Diagnostic delay is common in CVT [9]. Prompt treatment likely improves the clinical outcome, and therefore, every physician must be aware of the potential risk of vaccine related thrombotic complications. Given this knowledge and the possibility of vaccine-related CVT, patients with new-onset headache, 1 week after immunization, should receive a thorough clinical evaluation and be closely monitored. Non-contrast.

computed tomography (CT) may detect indirect findings of CVT, including hyperdense vein or sinus (cord sign), venous infarcts, brain oedema and intracranial hemorrhages; however, the optimal imaging test in case of suspicion are contrast brain CT with CT venogram, magnetic resonance imaging (MRI) with contrast and/or venogram, showing a filling defect in a venous sinus (empty delta sign) [10, 13].

The pathophysiology of thrombosis with thrombocytopenia syndrome has been recently discussed [7, 14, 15]. The role of anti-platelet factor-4 antibodies seem causative, inducing platelet activation, aggregation, and thrombosis, leading to a severe platelet consumption and thrombocytopenia.
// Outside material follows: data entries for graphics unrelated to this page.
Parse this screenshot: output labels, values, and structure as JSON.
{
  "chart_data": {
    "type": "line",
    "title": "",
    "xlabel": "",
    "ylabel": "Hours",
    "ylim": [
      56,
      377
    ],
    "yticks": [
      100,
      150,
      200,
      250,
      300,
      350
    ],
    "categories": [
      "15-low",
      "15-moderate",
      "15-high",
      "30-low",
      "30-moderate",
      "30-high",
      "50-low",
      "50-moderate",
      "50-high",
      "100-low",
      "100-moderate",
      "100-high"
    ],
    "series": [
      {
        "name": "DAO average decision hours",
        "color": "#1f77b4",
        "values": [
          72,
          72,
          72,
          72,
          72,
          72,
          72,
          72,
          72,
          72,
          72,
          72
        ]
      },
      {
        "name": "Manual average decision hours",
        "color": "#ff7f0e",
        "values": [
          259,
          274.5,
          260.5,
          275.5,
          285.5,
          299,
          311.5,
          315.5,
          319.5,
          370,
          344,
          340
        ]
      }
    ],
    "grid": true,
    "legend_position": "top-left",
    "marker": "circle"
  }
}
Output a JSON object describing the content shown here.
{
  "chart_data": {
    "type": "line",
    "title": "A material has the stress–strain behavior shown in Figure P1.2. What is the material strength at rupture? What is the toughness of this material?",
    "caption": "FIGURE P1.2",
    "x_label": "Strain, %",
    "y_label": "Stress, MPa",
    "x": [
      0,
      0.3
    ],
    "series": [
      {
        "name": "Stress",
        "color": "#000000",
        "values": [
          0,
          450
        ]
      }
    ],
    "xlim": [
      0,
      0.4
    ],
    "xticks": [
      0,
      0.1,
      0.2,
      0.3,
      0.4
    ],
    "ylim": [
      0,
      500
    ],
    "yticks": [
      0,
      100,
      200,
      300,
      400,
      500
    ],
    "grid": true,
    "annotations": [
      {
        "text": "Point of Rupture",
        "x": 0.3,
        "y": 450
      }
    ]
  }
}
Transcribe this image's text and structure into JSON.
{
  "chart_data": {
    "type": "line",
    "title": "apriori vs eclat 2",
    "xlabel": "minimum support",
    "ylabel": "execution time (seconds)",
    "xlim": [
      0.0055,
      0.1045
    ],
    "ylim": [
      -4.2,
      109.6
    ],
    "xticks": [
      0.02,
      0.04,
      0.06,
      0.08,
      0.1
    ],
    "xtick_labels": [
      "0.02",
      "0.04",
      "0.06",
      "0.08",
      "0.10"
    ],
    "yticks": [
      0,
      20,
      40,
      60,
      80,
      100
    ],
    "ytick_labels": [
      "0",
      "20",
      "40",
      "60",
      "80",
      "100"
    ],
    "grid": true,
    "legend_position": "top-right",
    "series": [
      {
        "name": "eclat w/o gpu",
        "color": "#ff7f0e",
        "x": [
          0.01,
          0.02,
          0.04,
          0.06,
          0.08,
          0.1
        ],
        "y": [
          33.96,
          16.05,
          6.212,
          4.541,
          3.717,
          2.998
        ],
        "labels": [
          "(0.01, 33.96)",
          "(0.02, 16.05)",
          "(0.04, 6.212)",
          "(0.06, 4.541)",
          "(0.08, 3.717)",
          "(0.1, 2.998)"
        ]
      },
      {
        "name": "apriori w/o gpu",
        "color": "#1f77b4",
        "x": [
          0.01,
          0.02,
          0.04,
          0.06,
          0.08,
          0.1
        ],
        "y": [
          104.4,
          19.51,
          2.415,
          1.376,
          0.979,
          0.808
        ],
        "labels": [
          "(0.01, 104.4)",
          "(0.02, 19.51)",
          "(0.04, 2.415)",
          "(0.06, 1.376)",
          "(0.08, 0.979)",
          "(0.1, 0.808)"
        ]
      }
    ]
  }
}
According to the existing evidence, an interim guideline published by the World Health Organization (WHO) states that the treatment should include the treatment of the immune-mediated phenomenon and adequate anticoagulation according to the existing evidence [14]. For the first, intravenous immunoglobulins seem to be the preferred option, while as anticoagulants, non-heparin-based anticoagulants must be used, while heparin-based anticoagulants and platelet infusion should be avoided [14].

Conclusion

To conclude, delayed onset of headache following an adenovirus vector-based COVID-19 vaccine is associated with CVT. Patients with new-onset headache, 1 week after vaccination with an adenovirus vector-based vaccine, should receive a thorough clinical evaluation and CVT must be considered in the diagnostic work-up.